The CTA as written would target money laundering by providing ownership details to certain federal agencies. 

A 2021 law would have required initial reporting of ownership information in this calendar year, and filings have been accepted by FinCEN since Jan. 1 of this year with the requirement that certain businesses file before Jan. 1, 2025.  

A Dec. 3 opinion by Judge Amos L. Mazzant III of the U.S. Court of Appeals for the Fifth Circuit included a temporary injunction to halt the filing requirement.  

A Fifth Circuit panel reinstated the reporting requirement on Dec. 23 and extended the deadline to report until Jan. 13, 2025. 

On Dec. 26, a separate Fifth Circuit panel reinstated the injunction, making BOI reporting voluntary.  

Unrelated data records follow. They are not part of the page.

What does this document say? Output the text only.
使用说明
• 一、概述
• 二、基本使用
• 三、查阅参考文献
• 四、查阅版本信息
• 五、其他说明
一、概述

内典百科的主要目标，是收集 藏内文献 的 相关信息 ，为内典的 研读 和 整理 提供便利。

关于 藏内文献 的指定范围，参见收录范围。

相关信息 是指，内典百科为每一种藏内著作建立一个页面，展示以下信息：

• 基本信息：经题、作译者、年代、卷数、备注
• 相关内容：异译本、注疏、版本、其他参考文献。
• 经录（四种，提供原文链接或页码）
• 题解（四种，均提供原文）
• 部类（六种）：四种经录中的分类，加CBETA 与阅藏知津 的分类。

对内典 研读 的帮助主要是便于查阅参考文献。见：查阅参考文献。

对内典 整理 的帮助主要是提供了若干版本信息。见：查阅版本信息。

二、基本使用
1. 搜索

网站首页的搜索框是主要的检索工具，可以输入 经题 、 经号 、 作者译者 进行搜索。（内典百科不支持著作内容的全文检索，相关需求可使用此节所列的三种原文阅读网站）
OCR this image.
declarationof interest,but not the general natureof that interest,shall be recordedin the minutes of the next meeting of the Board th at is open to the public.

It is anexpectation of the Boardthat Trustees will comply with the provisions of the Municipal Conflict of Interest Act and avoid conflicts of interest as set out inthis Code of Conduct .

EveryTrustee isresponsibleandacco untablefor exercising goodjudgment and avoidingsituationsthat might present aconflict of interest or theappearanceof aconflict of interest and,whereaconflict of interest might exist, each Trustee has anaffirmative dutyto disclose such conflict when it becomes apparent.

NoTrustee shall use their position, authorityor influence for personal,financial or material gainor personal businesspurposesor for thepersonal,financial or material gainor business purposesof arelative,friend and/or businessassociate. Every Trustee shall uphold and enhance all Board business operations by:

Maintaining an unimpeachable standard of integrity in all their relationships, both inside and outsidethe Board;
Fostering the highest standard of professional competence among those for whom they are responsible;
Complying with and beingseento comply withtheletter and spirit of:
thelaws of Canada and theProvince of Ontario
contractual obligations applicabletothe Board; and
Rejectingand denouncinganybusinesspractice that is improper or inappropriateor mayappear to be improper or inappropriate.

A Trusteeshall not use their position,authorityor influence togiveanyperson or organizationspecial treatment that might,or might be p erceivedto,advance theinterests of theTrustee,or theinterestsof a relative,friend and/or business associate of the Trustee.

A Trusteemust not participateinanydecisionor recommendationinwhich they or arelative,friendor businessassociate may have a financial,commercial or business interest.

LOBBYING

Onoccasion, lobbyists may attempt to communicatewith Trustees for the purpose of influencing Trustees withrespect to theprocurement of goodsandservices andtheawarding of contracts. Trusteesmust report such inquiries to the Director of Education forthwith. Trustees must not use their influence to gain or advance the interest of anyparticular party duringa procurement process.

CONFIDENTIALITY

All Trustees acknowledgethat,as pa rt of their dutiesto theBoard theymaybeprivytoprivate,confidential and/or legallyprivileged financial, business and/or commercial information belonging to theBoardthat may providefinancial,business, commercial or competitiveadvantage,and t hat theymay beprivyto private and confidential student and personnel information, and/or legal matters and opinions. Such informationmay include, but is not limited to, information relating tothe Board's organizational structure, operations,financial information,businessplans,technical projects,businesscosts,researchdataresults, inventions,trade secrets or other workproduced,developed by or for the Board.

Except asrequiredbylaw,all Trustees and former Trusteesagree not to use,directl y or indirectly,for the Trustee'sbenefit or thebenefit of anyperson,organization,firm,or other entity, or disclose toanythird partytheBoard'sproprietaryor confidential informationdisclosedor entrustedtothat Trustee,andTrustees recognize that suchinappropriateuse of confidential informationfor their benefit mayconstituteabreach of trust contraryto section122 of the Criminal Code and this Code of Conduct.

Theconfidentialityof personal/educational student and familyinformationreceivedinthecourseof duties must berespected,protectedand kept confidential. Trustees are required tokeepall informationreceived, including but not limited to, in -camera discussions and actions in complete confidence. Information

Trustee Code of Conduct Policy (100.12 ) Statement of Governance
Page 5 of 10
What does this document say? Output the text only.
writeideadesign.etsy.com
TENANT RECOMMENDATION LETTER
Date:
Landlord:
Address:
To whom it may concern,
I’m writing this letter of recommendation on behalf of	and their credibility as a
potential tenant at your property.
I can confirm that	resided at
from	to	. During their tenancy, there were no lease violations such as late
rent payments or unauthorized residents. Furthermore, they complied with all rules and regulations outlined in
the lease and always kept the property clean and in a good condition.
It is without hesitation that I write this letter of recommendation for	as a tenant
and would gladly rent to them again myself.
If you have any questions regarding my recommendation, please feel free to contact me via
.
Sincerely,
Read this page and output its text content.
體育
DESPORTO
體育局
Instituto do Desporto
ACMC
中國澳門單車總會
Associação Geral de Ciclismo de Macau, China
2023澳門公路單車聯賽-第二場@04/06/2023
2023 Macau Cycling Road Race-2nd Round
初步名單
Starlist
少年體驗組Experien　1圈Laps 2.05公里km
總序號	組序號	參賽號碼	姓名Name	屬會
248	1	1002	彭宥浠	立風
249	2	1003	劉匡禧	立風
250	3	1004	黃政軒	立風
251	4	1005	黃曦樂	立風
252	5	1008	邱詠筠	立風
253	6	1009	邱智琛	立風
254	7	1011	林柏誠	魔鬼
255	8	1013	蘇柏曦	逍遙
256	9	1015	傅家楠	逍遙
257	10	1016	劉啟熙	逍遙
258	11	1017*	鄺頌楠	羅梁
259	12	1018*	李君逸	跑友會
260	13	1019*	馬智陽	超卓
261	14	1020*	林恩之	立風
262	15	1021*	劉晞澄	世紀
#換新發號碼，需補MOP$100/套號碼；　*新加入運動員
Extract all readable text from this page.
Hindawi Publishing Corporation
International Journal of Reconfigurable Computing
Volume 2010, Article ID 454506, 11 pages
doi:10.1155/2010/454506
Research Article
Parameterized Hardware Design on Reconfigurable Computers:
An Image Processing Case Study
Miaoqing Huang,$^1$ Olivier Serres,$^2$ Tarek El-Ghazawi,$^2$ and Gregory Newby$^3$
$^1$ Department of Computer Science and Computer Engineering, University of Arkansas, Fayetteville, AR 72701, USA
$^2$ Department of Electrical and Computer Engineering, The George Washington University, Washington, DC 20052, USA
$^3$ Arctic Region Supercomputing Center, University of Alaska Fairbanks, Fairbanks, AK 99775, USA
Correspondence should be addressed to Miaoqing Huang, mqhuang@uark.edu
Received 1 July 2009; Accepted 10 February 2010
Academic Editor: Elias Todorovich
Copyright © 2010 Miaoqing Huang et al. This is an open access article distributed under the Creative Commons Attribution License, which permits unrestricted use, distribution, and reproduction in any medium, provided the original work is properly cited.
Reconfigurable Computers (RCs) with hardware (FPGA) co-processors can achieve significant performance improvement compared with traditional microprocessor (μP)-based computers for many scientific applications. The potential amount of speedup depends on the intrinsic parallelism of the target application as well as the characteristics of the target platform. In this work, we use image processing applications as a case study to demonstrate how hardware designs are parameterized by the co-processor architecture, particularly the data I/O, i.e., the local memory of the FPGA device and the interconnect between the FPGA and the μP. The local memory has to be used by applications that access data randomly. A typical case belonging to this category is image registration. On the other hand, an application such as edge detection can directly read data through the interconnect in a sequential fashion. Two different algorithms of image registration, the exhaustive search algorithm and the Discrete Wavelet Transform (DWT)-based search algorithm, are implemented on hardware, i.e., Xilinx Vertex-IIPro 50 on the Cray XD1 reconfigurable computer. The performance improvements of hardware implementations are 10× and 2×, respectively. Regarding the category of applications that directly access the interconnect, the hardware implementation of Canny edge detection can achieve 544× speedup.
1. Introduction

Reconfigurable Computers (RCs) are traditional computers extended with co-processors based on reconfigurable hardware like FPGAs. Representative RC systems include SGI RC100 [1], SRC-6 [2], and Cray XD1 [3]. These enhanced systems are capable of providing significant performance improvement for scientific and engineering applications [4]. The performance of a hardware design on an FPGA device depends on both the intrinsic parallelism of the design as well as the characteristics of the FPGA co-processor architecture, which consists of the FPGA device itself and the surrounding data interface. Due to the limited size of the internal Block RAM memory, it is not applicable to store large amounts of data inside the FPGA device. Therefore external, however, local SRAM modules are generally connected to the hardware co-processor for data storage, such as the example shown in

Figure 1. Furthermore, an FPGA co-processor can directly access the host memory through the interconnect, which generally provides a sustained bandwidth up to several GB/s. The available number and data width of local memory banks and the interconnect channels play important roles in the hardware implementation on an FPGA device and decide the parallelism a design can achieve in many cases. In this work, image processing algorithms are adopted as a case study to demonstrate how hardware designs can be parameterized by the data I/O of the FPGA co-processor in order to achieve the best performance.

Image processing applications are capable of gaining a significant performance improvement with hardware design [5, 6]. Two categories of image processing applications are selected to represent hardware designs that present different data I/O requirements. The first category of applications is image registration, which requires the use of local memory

The National Law Review article by attorney Kathleen M. Harmann notes the requirement could be reinstated. 

“In light of ongoing uncertainty, we recommend that entities that have not yet filed be prepared to file on short notice if the preliminary injunction is once again stayed or overturned, resulting in the Jan. 13 deadline being reinstated or a new deadline being imposed on short notice,” the article states. 

The FinCEN website offers the option of voluntary online filing, but states, “In light of a recent federal court order, reporting companies are not currently required to file beneficial ownership information with FinCEN and are not subject to liability if they fail to do so while the order remains in force.” 

The CTA, as written, would require reporting by most small businesses and impose civil penalties of up to $591 per day or up to two years imprisonment for failure to do so. 

According to FinCEN, a beneficial owner is someone who owns or controls a company. The CTA called for reports to include the following information for every beneficial owner: name, birthdate, address, a unique identifying number from an identification document and an image of the identification document. 

FinCEN’s guidelines note exemptions to the CTA for not-for-profit companies and for those reporting more than $5 million in gross receipts or sales in the most recent completed tax year or having at least 20 full-time employees.